More about this vulnerability button don't work

Question

More about this vulnerability button don't work

dzienisz opened this issue 4 years ago · 5 comments

dzienisz commented 4 years ago

Answer 1 · 2020-09-29T12:53:47.000Z

Oh, looks like that field can be a comma-separated list of URLs. Should be fairly easy to resolve.

Answer 2 · 2020-10-17T15:19:34.000Z

I can fix it as #hacktoberfest issue

Answer 3 · 2020-10-17T18:15:06.000Z

@nprail can you help me?

I see that we render this list by using {{#if references}} but it sometimes return markdown data and sometimes urls separated by comma 🤯

I can't find in code where {{references}} is created.

Answer 4 · 2020-10-19T14:25:49.000Z

@dzienisz references comes from directly from npm audit --json without manipulation. We will probably have to loop through the advisories and parse that field somehow into a consistent format.
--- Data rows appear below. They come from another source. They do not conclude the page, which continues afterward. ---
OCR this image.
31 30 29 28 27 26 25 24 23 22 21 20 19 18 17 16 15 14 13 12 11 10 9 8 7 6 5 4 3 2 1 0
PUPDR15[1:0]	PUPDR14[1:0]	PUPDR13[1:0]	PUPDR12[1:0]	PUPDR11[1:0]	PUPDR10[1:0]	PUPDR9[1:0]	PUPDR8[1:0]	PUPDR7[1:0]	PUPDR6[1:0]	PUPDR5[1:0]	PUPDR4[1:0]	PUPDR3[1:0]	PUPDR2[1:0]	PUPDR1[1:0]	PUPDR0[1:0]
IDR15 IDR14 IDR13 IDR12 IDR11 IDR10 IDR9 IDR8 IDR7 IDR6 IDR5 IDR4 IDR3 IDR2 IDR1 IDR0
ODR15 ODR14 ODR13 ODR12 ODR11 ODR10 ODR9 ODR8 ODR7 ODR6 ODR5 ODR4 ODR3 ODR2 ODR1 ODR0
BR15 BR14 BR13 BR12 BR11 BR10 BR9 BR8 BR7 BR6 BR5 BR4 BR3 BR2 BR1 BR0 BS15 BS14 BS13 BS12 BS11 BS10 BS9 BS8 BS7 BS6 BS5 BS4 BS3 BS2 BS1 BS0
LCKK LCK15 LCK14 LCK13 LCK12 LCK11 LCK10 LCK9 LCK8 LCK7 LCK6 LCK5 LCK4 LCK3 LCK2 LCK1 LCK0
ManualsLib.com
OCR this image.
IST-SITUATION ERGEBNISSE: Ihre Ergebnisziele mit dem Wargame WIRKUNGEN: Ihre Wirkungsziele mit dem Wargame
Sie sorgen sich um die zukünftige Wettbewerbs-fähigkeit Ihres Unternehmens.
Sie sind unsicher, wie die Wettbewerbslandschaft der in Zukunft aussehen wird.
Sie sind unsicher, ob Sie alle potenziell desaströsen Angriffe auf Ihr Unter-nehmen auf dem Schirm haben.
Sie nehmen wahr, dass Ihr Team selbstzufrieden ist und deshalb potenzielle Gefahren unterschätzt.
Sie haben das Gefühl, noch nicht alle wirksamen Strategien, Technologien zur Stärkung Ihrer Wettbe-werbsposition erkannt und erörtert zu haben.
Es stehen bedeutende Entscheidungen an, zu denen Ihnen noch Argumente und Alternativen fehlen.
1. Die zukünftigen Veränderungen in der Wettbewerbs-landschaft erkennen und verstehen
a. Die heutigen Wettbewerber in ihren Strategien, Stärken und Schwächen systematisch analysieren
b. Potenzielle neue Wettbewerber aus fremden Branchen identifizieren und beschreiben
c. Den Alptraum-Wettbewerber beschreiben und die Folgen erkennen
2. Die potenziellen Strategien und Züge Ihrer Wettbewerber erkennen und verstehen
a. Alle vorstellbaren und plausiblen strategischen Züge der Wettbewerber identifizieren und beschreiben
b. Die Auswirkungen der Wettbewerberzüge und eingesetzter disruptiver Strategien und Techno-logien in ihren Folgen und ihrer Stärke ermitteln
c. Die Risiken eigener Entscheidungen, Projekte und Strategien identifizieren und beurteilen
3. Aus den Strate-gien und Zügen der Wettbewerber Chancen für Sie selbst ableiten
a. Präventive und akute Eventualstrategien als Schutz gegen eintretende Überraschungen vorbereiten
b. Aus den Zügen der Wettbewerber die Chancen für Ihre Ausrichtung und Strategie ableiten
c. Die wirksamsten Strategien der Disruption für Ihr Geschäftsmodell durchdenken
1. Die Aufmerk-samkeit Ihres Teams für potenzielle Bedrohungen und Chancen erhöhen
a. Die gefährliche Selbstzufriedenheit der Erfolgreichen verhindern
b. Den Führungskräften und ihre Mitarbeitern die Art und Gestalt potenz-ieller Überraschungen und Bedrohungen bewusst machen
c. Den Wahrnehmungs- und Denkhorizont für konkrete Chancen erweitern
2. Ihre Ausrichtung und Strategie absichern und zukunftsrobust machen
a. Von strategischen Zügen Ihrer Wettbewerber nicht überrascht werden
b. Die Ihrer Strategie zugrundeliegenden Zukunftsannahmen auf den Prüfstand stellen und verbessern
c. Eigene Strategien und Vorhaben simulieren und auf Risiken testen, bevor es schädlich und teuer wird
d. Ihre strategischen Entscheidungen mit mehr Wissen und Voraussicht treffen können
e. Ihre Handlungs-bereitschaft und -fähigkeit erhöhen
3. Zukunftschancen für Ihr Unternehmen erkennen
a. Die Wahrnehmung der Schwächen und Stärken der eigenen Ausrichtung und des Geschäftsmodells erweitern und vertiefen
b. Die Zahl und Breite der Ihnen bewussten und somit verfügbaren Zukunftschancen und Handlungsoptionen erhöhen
Here is a possible algorithm to determine if it is a comma separated list of URLs:

const splitList = advisory.references.split(',')

let isUrlList = true
for (const urlItem of splitList) {
  try {
    new URL(urlItem)
  } catch (err) {
    // if new URL throws an error, than the item isn't a valid URL
    isUrlList = false
  }
}

// if any of the items do not parse as a URL then it probably isn't a comma-separated list of URLs
return isUrlList

Answer 5 · 2022-09-05T08:24:17.000Z

Hey @nprail currently I don't have time to do this. Anybody can take that.

I see you stopped supporting this code. Do you plan to find another contributors or archive the project?